Today’s op-ex shows Max Pain at 5245.00.  Long gamma may begin at 5250.00 while short gamma may reside beneath 5225.00.

ZeroHedge reports, “US equity futures are sliding as bond yields spike to 4.36%, the highest level since November, and the price of Brent crude rises to a new five-month high above $89 driven mostly by supply/demand dynamics but a geopolitical fear premium over the brewing Israel-Iran conflict begins to build, and as fears that the Fed may not cut rates in June start to percolate. The rest of the commodities complex is also pushing higher with strength in metals notable as Ags come from sale and gold jumps right back to all time highs despite the recent strength in the dollar.  As of 7:50am, S&P and Nasdaq futures drop 0.4%, as health insurance stocks tumbled after regulators didn’t boost payments for private Medicare plans like the industry had come to expect; Mag7 names are mixed with Semis up small despite NVDA sliding. In Europe, most markets are mostly higher after reopening after the Easter holiday with only Spain in the red: energy, AI, and semis the best performing segments with additional support from banks, as regional curves bear steepen. The risk-on tone in APAC where HK showed significant outperformance. The yield curve is steeper, and the Bloomberg dollar index dropped. Bitcoin slumped after several sharp sell orders hit futures during Asian trading. Today’s macro data focus is on JOLTS and 3x Fedspeakers.”


VIX futures have risen to 14.54, giving a buy signal.  The Cycles Model suggest growing strength, especially on weekends through mid-May.  This may be due to authorities hiding bad news until the weekends, hoping that it will blow over by Monday.  The unusually low stretch of volatility may be about to end.

Tomorrow’s op-ex shows Max Pain at 14.00  Short gamma may reside at 13.00-13.50 while long gamma starts at 15.00 with outliers at 18.00 and 40.00.

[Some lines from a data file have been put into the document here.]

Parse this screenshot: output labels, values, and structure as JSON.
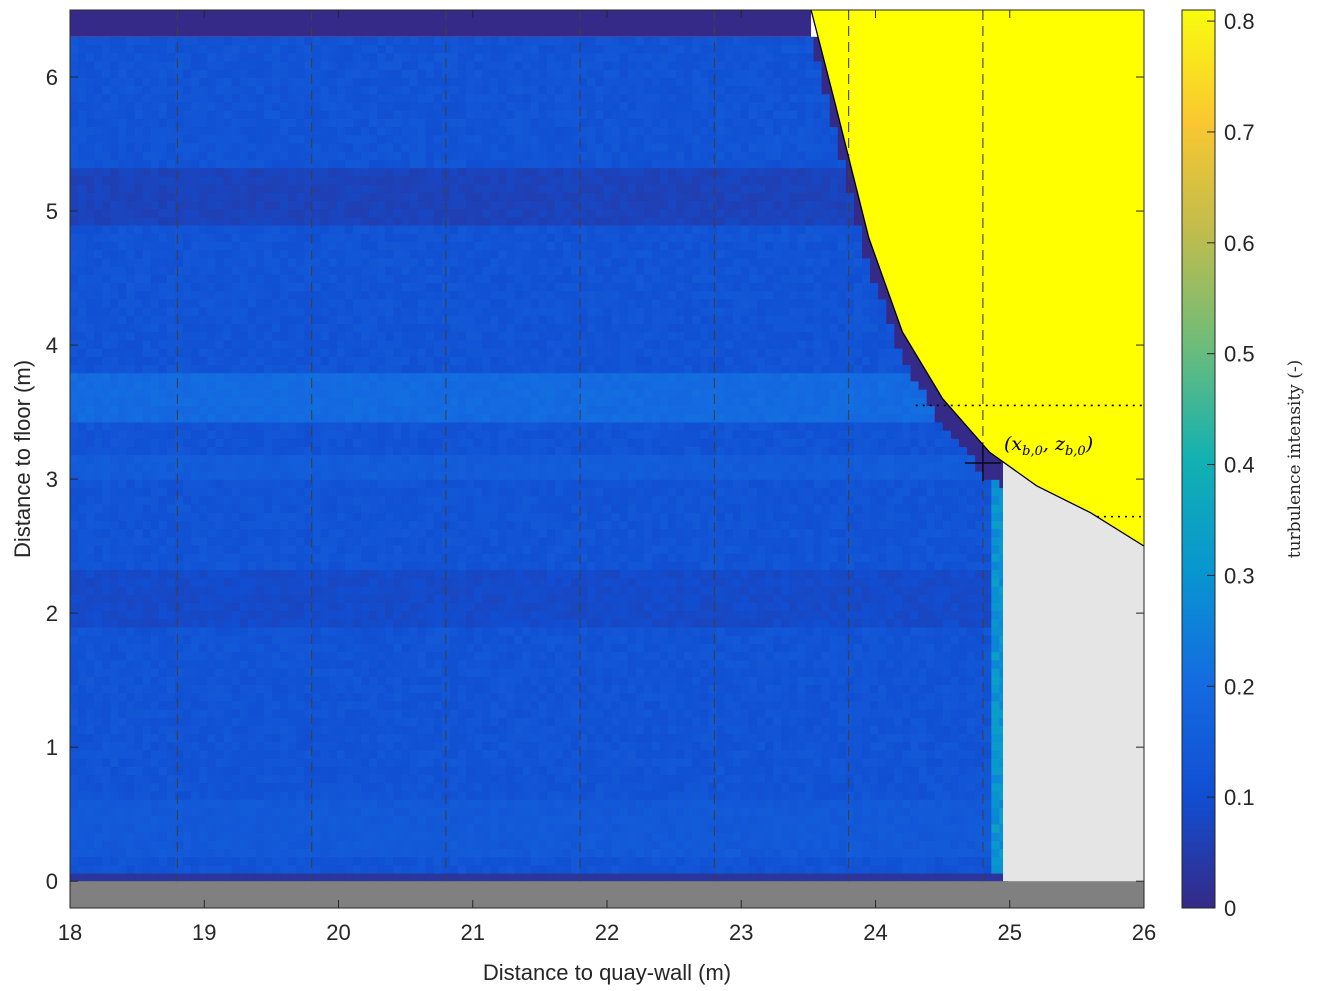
{
  "chart_data": {
    "type": "heatmap",
    "xlabel": "Distance to quay-wall (m)",
    "ylabel": "Distance to floor (m)",
    "xlim": [
      18,
      26
    ],
    "ylim": [
      -0.2,
      6.5
    ],
    "xticks": [
      "18",
      "19",
      "20",
      "21",
      "22",
      "23",
      "24",
      "25",
      "26"
    ],
    "yticks": [
      "0",
      "1",
      "2",
      "3",
      "4",
      "5",
      "6"
    ],
    "colorbar": {
      "label": "turbulence intensity (-)",
      "range": [
        0,
        0.81
      ],
      "ticks": [
        "0",
        "0.1",
        "0.2",
        "0.3",
        "0.4",
        "0.5",
        "0.6",
        "0.7",
        "0.8"
      ],
      "colormap": "parula"
    },
    "field": {
      "x_range": [
        18,
        24.95
      ],
      "y_range": [
        0,
        6.3
      ],
      "typical_value": 0.12,
      "band_values": [
        {
          "y": [
            0.2,
            0.6
          ],
          "value": 0.14
        },
        {
          "y": [
            1.9,
            2.3
          ],
          "value": 0.09
        },
        {
          "y": [
            3.0,
            3.2
          ],
          "value": 0.15
        },
        {
          "y": [
            3.4,
            3.8
          ],
          "value": 0.2
        },
        {
          "y": [
            4.9,
            5.3
          ],
          "value": 0.07
        }
      ],
      "near_wall_column": {
        "x": [
          24.85,
          24.95
        ],
        "value": 0.3
      }
    },
    "vertical_lines_x": [
      18.8,
      19.8,
      20.8,
      21.8,
      22.8,
      23.8,
      24.8
    ],
    "reference_point": {
      "x": 24.8,
      "y": 3.12,
      "label": "(x_{b,0}, z_{b,0})"
    },
    "dotted_levels": [
      {
        "y": 3.55,
        "x": [
          24.3,
          26
        ]
      },
      {
        "y": 2.72,
        "x": [
          25.65,
          26
        ]
      }
    ],
    "floor_band": {
      "y": [
        -0.2,
        0
      ],
      "color": "#808080"
    },
    "structure_boundary": [
      [
        23.52,
        6.5
      ],
      [
        23.7,
        5.8
      ],
      [
        23.95,
        4.8
      ],
      [
        24.2,
        4.1
      ],
      [
        24.5,
        3.6
      ],
      [
        24.85,
        3.2
      ],
      [
        25.2,
        2.95
      ],
      [
        25.6,
        2.75
      ],
      [
        26,
        2.5
      ]
    ],
    "colors": {
      "structure": "#ffff00",
      "blocked_region": "#e5e5e5",
      "floor": "#808080",
      "masked": "#352a87"
    }
  }
}
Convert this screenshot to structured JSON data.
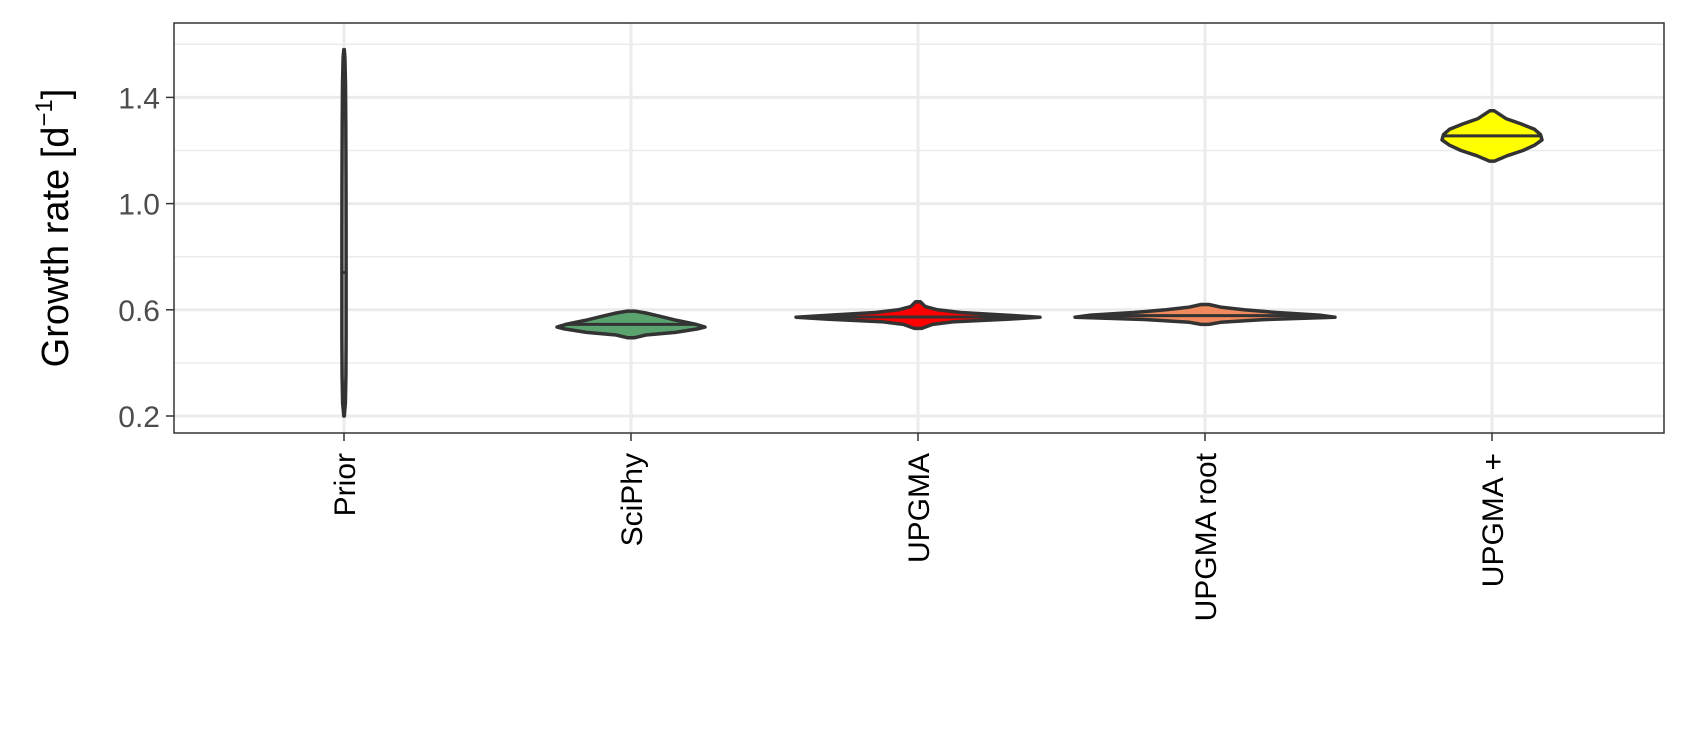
{
  "chart_data": {
    "type": "violin",
    "ylabel": "Growth rate [d",
    "ylabel_superscript": "−1",
    "ylabel_suffix": "]",
    "xlabel": "",
    "ylim": [
      0.14,
      1.67
    ],
    "y_major_ticks": [
      0.2,
      0.6,
      1.0,
      1.4
    ],
    "y_minor_ticks": [
      0.4,
      0.8,
      1.2,
      1.6
    ],
    "y_tick_labels": [
      "0.2",
      "0.6",
      "1.0",
      "1.4"
    ],
    "grid": true,
    "categories": [
      "Prior",
      "SciPhy",
      "UPGMA",
      "UPGMA root",
      "UPGMA +"
    ],
    "violins": [
      {
        "category": "Prior",
        "fill": "#ffffff",
        "median": 0.74,
        "min": 0.2,
        "max": 1.58,
        "profile": [
          [
            0.2,
            0.05
          ],
          [
            0.25,
            0.28
          ],
          [
            0.35,
            0.38
          ],
          [
            0.5,
            0.42
          ],
          [
            0.7,
            0.43
          ],
          [
            0.9,
            0.42
          ],
          [
            1.1,
            0.4
          ],
          [
            1.3,
            0.36
          ],
          [
            1.45,
            0.3
          ],
          [
            1.55,
            0.18
          ],
          [
            1.58,
            0.05
          ]
        ]
      },
      {
        "category": "SciPhy",
        "fill": "#5aa36e",
        "median": 0.545,
        "min": 0.495,
        "max": 0.595,
        "profile": [
          [
            0.495,
            0.05
          ],
          [
            0.505,
            0.2
          ],
          [
            0.515,
            0.6
          ],
          [
            0.528,
            0.9
          ],
          [
            0.535,
            1.0
          ],
          [
            0.545,
            0.88
          ],
          [
            0.56,
            0.62
          ],
          [
            0.575,
            0.4
          ],
          [
            0.588,
            0.2
          ],
          [
            0.595,
            0.05
          ]
        ]
      },
      {
        "category": "UPGMA",
        "fill": "#ff0000",
        "median": 0.573,
        "min": 0.53,
        "max": 0.63,
        "profile": [
          [
            0.53,
            0.03
          ],
          [
            0.545,
            0.12
          ],
          [
            0.555,
            0.3
          ],
          [
            0.565,
            0.75
          ],
          [
            0.572,
            1.0
          ],
          [
            0.58,
            0.72
          ],
          [
            0.59,
            0.35
          ],
          [
            0.6,
            0.16
          ],
          [
            0.612,
            0.06
          ],
          [
            0.63,
            0.02
          ]
        ]
      },
      {
        "category": "UPGMA root",
        "fill": "#f08a5d",
        "median": 0.578,
        "min": 0.545,
        "max": 0.62,
        "profile": [
          [
            0.545,
            0.03
          ],
          [
            0.553,
            0.12
          ],
          [
            0.563,
            0.45
          ],
          [
            0.572,
            1.0
          ],
          [
            0.58,
            0.88
          ],
          [
            0.59,
            0.55
          ],
          [
            0.6,
            0.3
          ],
          [
            0.61,
            0.12
          ],
          [
            0.62,
            0.03
          ]
        ]
      },
      {
        "category": "UPGMA +",
        "fill": "#ffff00",
        "median": 1.255,
        "min": 1.16,
        "max": 1.35,
        "profile": [
          [
            1.16,
            0.05
          ],
          [
            1.18,
            0.3
          ],
          [
            1.2,
            0.62
          ],
          [
            1.22,
            0.85
          ],
          [
            1.24,
            1.0
          ],
          [
            1.26,
            0.97
          ],
          [
            1.28,
            0.85
          ],
          [
            1.3,
            0.58
          ],
          [
            1.32,
            0.28
          ],
          [
            1.34,
            0.12
          ],
          [
            1.35,
            0.04
          ]
        ]
      }
    ]
  }
}
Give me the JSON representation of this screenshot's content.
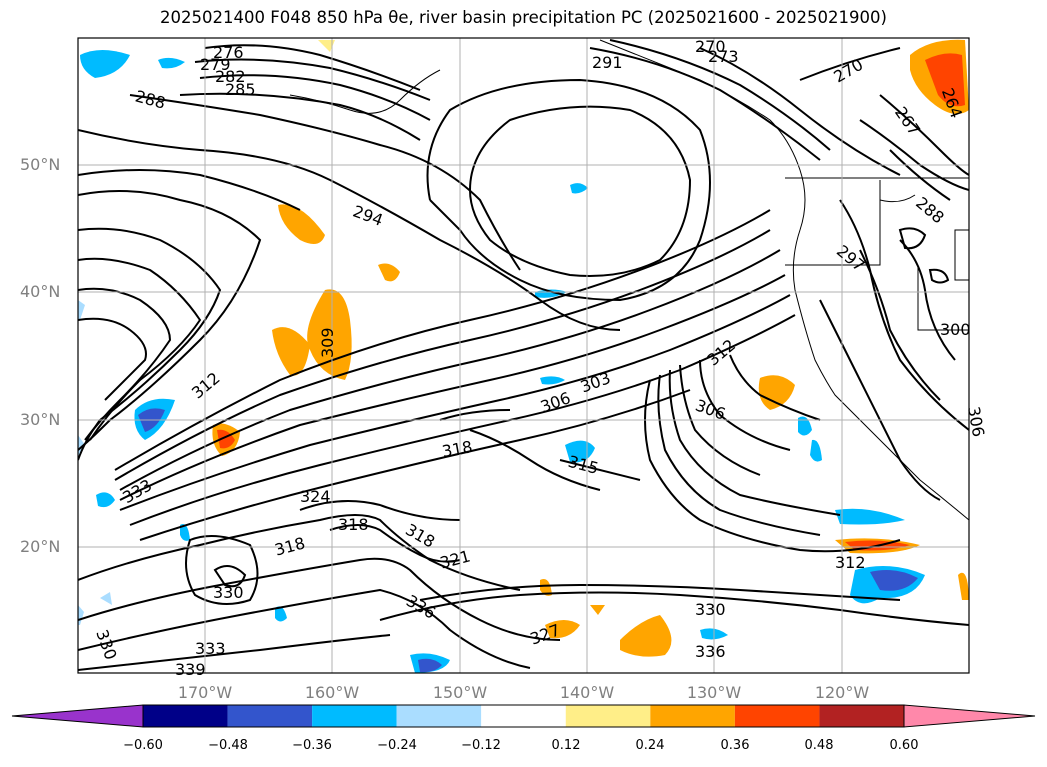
{
  "title": "2025021400 F048 850 hPa θe, river basin precipitation PC (2025021600 - 2025021900)",
  "lat_labels": [
    "50°N",
    "40°N",
    "30°N",
    "20°N"
  ],
  "lon_labels": [
    "170°W",
    "160°W",
    "150°W",
    "140°W",
    "130°W",
    "120°W"
  ],
  "colorbar": {
    "ticks": [
      "−0.60",
      "−0.48",
      "−0.36",
      "−0.24",
      "−0.12",
      "0.12",
      "0.24",
      "0.36",
      "0.48",
      "0.60"
    ],
    "colors": [
      "#9933cc",
      "#000088",
      "#3355cc",
      "#00bbff",
      "#aaddff",
      "#ffffff",
      "#ffee88",
      "#ffa500",
      "#ff4400",
      "#b22222",
      "#ff88aa"
    ]
  },
  "contour_labels": [
    "276",
    "279",
    "282",
    "285",
    "288",
    "294",
    "309",
    "312",
    "318",
    "324",
    "318",
    "318",
    "318",
    "330",
    "333",
    "339",
    "330",
    "333",
    "321",
    "336",
    "327",
    "330",
    "336",
    "312",
    "306",
    "303",
    "306",
    "315",
    "291",
    "273",
    "270",
    "270",
    "264",
    "267",
    "288",
    "297",
    "300",
    "306",
    "312"
  ]
}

TNX has broken above its February high, confirming the buy signal given last Thursday.  The Cycles Model suggests the rally may extend to the week of April 15.  A natural target may be the Cycle Top at 48.28…or higher.  Our lawmakers don’t know how to control their spending. 


Gold futurtes hit a nominal new high this morning at 2287.35 on day 246 of the current Master Cycle.  Gold may be in its final probe to all-time highs before a major correction.  Thus far there is no weakening of the uptrend.  Once the decline manifests, the nearest suport at which a signal may be given is the Cycle Top at 2167.62, approximately 5% beneath its current high.   Be aware that a change in trend may happen rather quickly.